Files not included in the above flowchart:
- report.ipynb: The project report notebook!
demo_report.ipynb
: Exerpt from the full report ran on a smaller dataset for the demo video.data/Job Skills Analysis.xlsx
: Spreadsheet containing the full dataset as outputted byanalysis.py
as well as some data cleaning and charts on the most common skill phrases.slides.pptx
: Slides used in the demo video.testing.py
: Unit tests for the major components of the project.
- pandas
- bs4
- urllib3
- nltk
- nltk data is required. Use
python -m nltk.downloader popular
to download it.
- nltk data is required. Use
- The scraper assumes there is a directory called
raw_ads
in thedata
directory. I could not push an empty directory to the repo and adding a readme breaks the code. So you will have to createdata/raw_ads
before running the scraper.
-
Scrape ads: Open
scrape-jobs.py
and modify lines 9 and 10 to be the desired search terms. You can also adjust the number of jobs to scan on line 16. The defualt is 100, but you can increase this to up to 1000. Run withpython scrape_jobs.py
. Once the script is complete, it will print out a preview of the results. The full results can be seen indata/unique_ads.csv
.- Note: if the scraper exits with 'no ads in page' exception, we have likely reached the maximum requests to Indeed and have been timed out. This is usually not a failure however, and the program will still exit as normal and add any new ads to the
unique_ads.csv
file.
- Note: if the scraper exits with 'no ads in page' exception, we have likely reached the maximum requests to Indeed and have been timed out. This is usually not a failure however, and the program will still exit as normal and add any new ads to the
-
Pre-process ads: The scraped ad text is very raw and contains characters we want remove before our analysis. We can now run
python text_preprocessing.py
to process the text. This script will output todata/processed_ads.csv
. -
Analyze ads: Its now time to run the NLP functions on our data. This is somewhat time-consuming to run on the full dataset, but when you're ready you can run
python analyze.py
to analyze all job ads. This will output todata/skill_counts.csv
anddata/job_skills.csv
. -
The last step is to look at the results!
- To run the unit tests, simply run
python testing.py
. Note that as job ads on Indeed change, these tests may fail. See the comments in the code for more details.

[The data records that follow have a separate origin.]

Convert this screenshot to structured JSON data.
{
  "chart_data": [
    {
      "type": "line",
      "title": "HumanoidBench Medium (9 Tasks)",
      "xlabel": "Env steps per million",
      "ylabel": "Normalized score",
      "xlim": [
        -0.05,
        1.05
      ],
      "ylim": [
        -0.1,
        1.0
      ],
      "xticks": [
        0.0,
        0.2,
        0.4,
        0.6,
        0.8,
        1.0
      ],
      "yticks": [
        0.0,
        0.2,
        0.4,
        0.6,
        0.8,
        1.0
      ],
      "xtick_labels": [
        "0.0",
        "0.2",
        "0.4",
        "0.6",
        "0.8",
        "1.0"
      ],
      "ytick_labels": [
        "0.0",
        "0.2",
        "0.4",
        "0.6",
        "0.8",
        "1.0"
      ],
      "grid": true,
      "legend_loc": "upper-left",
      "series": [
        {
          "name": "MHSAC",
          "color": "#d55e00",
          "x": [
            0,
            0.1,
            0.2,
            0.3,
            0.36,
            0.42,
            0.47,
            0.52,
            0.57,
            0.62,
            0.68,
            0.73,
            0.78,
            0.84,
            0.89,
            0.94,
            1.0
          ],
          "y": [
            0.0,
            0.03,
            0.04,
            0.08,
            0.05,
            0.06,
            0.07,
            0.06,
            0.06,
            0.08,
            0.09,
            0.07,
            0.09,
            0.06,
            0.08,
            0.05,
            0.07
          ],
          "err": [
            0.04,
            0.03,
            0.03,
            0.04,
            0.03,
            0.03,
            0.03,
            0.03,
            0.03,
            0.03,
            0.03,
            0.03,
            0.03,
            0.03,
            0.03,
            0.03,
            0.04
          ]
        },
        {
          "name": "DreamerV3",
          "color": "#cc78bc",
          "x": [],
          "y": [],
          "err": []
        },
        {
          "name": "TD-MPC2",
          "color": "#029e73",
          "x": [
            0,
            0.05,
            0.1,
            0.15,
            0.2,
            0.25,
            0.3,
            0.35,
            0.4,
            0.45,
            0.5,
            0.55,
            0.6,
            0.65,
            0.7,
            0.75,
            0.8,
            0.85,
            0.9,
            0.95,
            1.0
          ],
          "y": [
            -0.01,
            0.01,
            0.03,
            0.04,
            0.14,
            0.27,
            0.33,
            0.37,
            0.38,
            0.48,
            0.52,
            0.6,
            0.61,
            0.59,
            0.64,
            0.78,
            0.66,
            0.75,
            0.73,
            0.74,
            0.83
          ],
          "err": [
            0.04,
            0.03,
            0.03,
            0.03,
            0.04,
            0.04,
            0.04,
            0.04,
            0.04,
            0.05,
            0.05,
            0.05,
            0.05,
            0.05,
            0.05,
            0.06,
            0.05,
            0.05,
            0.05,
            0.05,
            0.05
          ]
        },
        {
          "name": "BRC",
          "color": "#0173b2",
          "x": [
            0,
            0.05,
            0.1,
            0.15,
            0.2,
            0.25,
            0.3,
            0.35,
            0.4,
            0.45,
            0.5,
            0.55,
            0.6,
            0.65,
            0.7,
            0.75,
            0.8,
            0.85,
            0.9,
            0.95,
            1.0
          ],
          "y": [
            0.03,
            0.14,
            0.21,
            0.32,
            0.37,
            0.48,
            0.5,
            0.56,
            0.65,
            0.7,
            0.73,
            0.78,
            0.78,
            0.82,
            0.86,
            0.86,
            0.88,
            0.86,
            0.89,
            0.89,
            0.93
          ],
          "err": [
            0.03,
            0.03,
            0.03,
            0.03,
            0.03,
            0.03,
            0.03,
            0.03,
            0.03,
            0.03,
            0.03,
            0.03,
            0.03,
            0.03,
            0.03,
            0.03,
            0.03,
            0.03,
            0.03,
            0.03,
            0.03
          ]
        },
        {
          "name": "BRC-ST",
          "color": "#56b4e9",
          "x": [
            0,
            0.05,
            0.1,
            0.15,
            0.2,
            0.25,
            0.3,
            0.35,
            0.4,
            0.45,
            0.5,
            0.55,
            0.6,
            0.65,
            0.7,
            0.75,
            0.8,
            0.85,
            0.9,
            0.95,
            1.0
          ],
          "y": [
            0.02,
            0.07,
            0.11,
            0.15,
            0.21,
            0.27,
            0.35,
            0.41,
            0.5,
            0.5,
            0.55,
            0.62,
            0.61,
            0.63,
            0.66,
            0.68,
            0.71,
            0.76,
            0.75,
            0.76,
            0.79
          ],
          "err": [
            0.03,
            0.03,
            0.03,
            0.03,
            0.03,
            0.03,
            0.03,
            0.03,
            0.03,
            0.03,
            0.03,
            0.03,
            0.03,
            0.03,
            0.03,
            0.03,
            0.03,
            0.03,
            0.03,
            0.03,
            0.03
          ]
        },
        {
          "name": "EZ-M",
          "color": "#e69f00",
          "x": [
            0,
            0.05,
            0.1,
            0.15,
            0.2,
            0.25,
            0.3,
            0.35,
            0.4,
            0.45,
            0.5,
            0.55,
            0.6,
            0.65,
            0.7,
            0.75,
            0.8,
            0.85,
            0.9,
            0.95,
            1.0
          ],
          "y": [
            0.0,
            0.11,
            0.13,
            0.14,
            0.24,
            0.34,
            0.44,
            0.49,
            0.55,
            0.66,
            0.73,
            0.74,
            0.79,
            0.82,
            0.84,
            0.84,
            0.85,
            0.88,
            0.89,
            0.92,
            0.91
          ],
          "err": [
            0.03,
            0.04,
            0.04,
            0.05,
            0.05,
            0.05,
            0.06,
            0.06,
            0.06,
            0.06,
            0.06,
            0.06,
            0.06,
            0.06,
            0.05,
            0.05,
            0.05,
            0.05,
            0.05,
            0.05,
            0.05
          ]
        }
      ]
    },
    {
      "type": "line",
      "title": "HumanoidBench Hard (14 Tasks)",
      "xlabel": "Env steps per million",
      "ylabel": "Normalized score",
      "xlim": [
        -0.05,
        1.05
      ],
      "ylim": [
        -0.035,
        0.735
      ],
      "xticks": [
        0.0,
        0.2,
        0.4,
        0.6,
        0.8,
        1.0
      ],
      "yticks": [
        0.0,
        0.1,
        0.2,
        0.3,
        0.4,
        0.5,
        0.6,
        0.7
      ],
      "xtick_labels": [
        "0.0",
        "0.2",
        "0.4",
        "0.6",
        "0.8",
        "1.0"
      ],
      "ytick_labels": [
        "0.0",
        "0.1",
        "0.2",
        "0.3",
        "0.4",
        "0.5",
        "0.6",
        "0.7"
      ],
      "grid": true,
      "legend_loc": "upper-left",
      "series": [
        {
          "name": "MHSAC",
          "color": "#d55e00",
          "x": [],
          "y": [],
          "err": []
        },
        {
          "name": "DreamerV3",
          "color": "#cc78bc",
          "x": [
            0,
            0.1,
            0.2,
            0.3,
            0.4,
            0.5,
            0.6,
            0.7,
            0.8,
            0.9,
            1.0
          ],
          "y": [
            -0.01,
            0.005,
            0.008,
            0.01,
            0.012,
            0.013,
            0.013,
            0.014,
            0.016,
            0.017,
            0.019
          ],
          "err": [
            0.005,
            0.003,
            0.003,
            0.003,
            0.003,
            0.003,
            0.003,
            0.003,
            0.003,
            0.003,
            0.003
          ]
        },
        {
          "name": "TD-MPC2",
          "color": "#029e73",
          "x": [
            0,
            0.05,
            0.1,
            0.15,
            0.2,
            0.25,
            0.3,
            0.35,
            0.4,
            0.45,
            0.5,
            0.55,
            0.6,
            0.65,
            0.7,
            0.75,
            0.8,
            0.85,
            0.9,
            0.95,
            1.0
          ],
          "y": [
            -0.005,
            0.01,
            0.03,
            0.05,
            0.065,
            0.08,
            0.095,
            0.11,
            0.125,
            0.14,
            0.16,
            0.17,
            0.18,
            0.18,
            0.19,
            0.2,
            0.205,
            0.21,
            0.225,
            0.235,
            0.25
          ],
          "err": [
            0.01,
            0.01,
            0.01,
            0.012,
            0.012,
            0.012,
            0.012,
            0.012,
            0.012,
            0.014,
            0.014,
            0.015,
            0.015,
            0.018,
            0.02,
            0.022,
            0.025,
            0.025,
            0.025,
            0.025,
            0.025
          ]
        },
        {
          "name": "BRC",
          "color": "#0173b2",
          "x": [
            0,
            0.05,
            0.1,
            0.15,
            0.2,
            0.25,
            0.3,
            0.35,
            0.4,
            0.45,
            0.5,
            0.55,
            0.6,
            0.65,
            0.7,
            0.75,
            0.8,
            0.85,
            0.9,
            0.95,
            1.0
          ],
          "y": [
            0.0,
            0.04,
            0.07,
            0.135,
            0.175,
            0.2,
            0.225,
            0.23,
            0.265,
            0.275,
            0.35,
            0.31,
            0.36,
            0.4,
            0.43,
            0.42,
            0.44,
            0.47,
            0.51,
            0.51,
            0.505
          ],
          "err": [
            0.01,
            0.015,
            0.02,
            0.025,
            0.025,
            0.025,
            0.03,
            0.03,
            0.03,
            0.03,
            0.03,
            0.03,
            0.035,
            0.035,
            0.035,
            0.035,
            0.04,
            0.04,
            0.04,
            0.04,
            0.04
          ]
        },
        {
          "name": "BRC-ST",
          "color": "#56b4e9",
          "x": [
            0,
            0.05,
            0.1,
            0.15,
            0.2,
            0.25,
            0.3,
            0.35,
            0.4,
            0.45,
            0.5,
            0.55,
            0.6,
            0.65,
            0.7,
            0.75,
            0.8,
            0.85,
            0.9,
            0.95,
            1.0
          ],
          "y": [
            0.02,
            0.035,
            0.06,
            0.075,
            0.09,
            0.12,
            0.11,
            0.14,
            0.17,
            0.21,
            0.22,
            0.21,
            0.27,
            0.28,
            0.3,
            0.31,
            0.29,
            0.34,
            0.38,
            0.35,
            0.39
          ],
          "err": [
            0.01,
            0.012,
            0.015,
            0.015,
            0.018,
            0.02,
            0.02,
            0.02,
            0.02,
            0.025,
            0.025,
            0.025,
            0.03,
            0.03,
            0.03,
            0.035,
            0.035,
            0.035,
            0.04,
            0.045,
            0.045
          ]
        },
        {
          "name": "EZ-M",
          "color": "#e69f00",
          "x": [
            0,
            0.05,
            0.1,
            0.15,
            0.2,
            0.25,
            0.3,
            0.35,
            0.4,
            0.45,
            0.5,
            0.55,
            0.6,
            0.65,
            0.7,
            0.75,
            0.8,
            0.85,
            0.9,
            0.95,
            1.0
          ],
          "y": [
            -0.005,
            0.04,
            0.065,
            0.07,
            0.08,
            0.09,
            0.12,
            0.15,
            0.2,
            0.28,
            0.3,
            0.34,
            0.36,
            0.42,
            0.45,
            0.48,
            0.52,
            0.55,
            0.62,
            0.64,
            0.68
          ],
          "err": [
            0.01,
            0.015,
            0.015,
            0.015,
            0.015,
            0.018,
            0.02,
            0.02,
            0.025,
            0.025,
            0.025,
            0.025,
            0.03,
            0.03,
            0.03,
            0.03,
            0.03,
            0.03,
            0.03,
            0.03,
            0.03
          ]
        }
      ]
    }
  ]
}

The biggest challenge with this project was the scraping stage. First there was challenges with ratelimiting, where Indeed will return a Captcha if more than approximately 800 requests are sent in short succession. I was able to get around this by waiting between requests, and using a VPN to change my IP address to avoid wait times. Beyond that, Indeed limits search results to 1000 per search. That is, even a search claims there are 5'000 results, I will realistically only be able to fetch the first 1'000. There were a couple workarounds here, namely sorting by date vs relavence, and setting different search distances to shuffle the results a little bit. In the end, I needed to broaden my search terms to reach 10'000 ads, even if it meant that I wouldn't be getting that much more useful data. I did always ensure that the results were unique however. The metric I used for uniqueness was the URL, which I later realized was an imperfect metric, as some ads had duplicate (or near-duplicate) job descriptions, but in different postings/URLs.
Another challenge I faced was defining skills. As mentioned in the case study in class, there is very little research into this topic, so I just went with the example given in that case study. As expected, it proved to be a weak method for identifying skills as it produced a lot of false positives (phrases that were not actually skills). Fortunetely, it worked well enough to produce some useful results, and after cleaning some of the data I found that it did identify many real skills from the ads that make sense for the given job titles.
I also realized in the analysis stage that 'Software Developer' may have been too specific of a term. Many of the results did not actually contain 'software developer' in the job title, which forced me to exclude a lot of my data from the analysis in order to maintain consistency.
What I would do if I had more time...
- Look for more ads by broadening my geographic search area
- Filter out duplicate or near-duplicate ad descriptions
- Improve my chunking patterns to better catch skills
- Choose a broader search term than 'software developer'